Retailers who deal in high-end goods and services are feeling the effects of the economic downturn as some of the country's wealthiest citizens forgo luxuries — $250 haircolor highlights, $10,000-an-hour personal jet rentals — that had become lifestyle standards.
"Even if they're not in danger of not paying their mortgage, there's still a psychological change," Chris Del Gatto, chief executive of Circa, a company that buys and resells high-end jewelry, said to The New York Times. "The economy is an issue even for people who don't need the money."
And the economy, according to people who provide services to the wealthy, is having a ripple effect on affluent Americans, forcing them to quietly sell prized possessions, return to natural hair colors to avoid salon bills and cut back on visits to personal trainers and nutritionists.

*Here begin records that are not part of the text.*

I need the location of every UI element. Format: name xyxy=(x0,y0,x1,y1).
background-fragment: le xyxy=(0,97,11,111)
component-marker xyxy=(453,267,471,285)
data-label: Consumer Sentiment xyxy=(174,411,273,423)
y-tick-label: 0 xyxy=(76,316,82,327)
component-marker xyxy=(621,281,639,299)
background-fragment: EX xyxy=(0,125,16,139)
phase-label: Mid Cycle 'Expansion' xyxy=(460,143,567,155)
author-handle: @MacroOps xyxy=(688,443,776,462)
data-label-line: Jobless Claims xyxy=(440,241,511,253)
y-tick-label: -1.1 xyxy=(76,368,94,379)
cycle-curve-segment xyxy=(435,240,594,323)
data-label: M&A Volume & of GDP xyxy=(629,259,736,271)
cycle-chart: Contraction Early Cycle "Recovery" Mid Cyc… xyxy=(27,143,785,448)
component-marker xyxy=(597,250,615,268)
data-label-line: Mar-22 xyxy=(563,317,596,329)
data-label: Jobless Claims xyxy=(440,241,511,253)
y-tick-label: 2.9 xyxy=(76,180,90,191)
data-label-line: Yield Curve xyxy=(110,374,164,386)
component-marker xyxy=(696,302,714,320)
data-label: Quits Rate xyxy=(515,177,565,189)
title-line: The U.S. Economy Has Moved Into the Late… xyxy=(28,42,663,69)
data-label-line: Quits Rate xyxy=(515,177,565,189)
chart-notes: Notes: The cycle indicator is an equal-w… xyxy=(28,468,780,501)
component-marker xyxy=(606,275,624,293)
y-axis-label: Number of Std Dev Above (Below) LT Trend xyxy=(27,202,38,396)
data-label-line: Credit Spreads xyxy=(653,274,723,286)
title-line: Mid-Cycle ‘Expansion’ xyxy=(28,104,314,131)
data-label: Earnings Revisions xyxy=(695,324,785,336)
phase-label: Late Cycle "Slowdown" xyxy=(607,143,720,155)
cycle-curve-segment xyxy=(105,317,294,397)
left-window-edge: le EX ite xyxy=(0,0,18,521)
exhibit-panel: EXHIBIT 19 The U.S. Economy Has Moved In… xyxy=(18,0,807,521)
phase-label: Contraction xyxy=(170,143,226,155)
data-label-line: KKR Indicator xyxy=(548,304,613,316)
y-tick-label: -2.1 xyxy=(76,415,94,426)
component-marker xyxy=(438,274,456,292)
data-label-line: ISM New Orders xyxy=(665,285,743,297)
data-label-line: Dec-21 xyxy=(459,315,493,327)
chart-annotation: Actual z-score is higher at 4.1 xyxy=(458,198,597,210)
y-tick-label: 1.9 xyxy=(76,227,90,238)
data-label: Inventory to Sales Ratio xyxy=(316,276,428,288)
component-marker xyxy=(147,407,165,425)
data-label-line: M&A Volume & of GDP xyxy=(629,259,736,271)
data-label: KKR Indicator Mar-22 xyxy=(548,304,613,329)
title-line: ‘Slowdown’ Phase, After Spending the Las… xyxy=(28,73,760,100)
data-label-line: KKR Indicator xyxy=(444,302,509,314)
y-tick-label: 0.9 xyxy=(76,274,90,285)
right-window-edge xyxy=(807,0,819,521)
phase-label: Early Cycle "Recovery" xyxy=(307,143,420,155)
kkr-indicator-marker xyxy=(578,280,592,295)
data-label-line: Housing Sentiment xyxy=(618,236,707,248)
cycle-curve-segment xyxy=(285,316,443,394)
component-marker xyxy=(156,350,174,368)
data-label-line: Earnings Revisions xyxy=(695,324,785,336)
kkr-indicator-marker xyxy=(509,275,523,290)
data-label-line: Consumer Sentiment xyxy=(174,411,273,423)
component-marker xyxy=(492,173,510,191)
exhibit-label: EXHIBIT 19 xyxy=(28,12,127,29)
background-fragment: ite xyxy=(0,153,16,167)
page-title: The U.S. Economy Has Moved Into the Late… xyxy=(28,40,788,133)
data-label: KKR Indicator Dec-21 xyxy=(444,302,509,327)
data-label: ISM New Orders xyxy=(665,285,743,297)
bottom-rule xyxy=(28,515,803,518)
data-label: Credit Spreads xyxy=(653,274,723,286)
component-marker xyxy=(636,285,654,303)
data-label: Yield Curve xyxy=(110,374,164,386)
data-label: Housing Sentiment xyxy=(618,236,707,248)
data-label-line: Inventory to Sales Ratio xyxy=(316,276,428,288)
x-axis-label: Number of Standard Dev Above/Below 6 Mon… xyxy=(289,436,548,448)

"They come into the gym with a dark storm cloud over their head," said Clay Burwell, a personal trainer to many Wall Street executives.
The shift isn't just anecdotal: In April, Mercedes-Benz announced March 2008 sales were down by 3.7 percent compared to March 2007, according to USA Today. In the same time period BMW sales dropped by 8.7 percent and Lexus by 13.6 percent, with overall luxury vehicle sales down by 13 percent this year, according to the story.
"It's a recession that has a double whammy: Your real estate is down, and your investment portfolio is down," Milton Pedraza, CEO of the Luxury Institute, said to USA Today. "Even the ultrawealthy are saying, 'Let me pause here and see what's going on.' "
Not surprisingly, "aspirational" customers — people who are "relative newcomers to upscale living" — are feeling the downturn more than their more established neighbors: Nearly 40 percent of consumers "averaging $155,700 annual income surveyed late last year by Unity Marketing said they would be spending less in 2008 on luxury goods," according to USA Today.